Motivation

Characterizations of algebra as foundational for success in advanced mathematics and STM are commonplace (Chen, 2013). Even though students are often engaged by algebraic notation in an experimental way, many students struggle with the notation, the conceptual understanding of notation, and the flexibility to turn to different strategies that may apply to an unknown problem (NMAP, 2008; Rittle-Johnson et al., 2015). Educational technologies have emerged for algebra and can support algebra learning on a larger scale, but most only reveal the final answers a student has generated and pay little to no attention to the processes a student unfolds to derive those answers.

Why Strategy Matters

Mathematical proficiency encompasses not only correct answers but also strategic flexibility, or the ability to choose and apply multiple approaches to problem solving in varied contexts (Baroody, 2003; Threlfall, 2009). Environments that include gamified learning exist for a variety of reasons and are less directed than conventional instructional strategies—for example Graspable Math and From Here to There (FH2T) could be considered more exploratory environments as compared to more conventional instruction. Research suggests students learn better when provided the opportunity to explore multiple solution paths, rather than being directed toward one "correct" solution path (Clark et al., 2016; Wouters et al., 2017).

There is still substantial work to be done in the area of mathematics assessment, and so far these assessment platforms only document the final answer as well as the learning journey through the processes a student goes through to derive the answer. This limits our ability to identify productive struggle, misconceptions, or creative thinking. Finding or constructing definitions for productive struggle, misconceptions, or creative thinking are all necessary components of deeper mathematical learning.

The Need for Process-Level Data

Recent research (e.g., Chan et al., 2022; Pradhan et al., 2024) has demonstrated that student behaviours such as:

• Extended pauses prior to a solution

• Frequent reattempts/resets

• Non-linear, exploratory paths

The above are tied to enhanced conceptual understanding and increased procedural flexibility.

Unfortunately, very few systems have the capability to collect and think with this fine-grained, process-level data.
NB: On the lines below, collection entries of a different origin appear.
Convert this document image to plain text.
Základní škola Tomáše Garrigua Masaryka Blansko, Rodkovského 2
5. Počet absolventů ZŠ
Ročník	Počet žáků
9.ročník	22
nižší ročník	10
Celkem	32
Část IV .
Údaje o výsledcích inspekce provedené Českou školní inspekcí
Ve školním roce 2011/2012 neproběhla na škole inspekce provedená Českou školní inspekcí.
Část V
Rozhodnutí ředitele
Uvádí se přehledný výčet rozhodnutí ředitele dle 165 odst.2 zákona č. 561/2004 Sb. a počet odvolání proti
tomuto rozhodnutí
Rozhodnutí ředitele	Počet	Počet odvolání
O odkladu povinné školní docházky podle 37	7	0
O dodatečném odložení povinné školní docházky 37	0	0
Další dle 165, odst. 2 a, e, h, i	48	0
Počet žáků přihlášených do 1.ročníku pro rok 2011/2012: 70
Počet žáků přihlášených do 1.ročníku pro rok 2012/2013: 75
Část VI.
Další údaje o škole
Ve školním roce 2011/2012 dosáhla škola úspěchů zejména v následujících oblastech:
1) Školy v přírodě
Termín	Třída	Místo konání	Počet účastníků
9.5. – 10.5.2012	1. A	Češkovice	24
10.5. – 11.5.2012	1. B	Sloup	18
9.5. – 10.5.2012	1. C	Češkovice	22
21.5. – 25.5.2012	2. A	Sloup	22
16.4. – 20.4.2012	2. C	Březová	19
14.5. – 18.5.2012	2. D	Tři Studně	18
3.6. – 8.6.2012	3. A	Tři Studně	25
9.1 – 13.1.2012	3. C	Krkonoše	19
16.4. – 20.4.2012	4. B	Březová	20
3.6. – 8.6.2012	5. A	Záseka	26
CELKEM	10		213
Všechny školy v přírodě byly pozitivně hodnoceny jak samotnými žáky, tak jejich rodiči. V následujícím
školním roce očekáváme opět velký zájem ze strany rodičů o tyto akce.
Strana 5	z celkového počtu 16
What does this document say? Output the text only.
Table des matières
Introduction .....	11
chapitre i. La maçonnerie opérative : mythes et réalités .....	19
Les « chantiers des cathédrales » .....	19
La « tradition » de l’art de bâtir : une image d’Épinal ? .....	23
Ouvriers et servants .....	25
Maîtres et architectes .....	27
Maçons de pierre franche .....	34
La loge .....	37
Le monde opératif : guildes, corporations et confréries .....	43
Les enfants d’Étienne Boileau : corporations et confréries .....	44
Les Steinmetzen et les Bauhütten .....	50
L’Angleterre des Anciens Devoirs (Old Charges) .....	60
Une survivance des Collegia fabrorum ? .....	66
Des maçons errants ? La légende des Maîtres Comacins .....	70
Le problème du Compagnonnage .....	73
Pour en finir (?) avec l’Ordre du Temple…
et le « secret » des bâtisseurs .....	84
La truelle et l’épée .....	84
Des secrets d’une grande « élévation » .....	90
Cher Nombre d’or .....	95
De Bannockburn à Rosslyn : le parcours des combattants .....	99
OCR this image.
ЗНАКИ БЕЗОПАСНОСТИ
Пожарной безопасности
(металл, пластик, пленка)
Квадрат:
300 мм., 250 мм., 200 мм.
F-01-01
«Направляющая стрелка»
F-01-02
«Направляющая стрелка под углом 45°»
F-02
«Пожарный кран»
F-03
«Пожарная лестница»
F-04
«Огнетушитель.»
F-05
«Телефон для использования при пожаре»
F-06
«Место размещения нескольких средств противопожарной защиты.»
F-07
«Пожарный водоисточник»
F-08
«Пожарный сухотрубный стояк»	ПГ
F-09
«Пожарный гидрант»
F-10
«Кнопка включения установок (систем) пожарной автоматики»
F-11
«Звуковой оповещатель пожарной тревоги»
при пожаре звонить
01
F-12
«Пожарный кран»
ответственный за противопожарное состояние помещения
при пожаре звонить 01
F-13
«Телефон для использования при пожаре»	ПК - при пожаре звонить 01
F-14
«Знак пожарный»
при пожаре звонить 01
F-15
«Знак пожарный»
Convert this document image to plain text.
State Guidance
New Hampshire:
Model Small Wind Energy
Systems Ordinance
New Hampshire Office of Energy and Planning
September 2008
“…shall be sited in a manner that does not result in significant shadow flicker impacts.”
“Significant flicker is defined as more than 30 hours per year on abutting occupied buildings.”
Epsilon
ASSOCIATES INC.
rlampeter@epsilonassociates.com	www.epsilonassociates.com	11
Most systems collect correctness-based metrics that fail to deal in how students think and learn.

Creating a New Pathway with MathFlowLens

To help support this need for process-level data we created MathFlowLens (MFL)—a new tool that represents problem-solving pathways using graph-based algorithms (e.g., Dijkstra’s, A*) classifying their pathways, as:

1. Optimal

2. Sub-Optimal

3. Incomplete

4. Dead-end

We visualize these classifications using interactive network graphs that make student thinking visible and manipulable for both researchers and educators.

By emphasizing the variation in student strategies or pathways, rather than their outcomes, we can use MathFlowLens to:

• Fall back into how students approach algebraic problems

• Connect strategies/behaviours with learning gain

• Support the development of teacher-facing dashboards to provide targeted, real-time feedback

This work is motivated by the idea that understanding learning is key to creating adaptive, equitable, and engaging learning environments, not just understanding the outcome.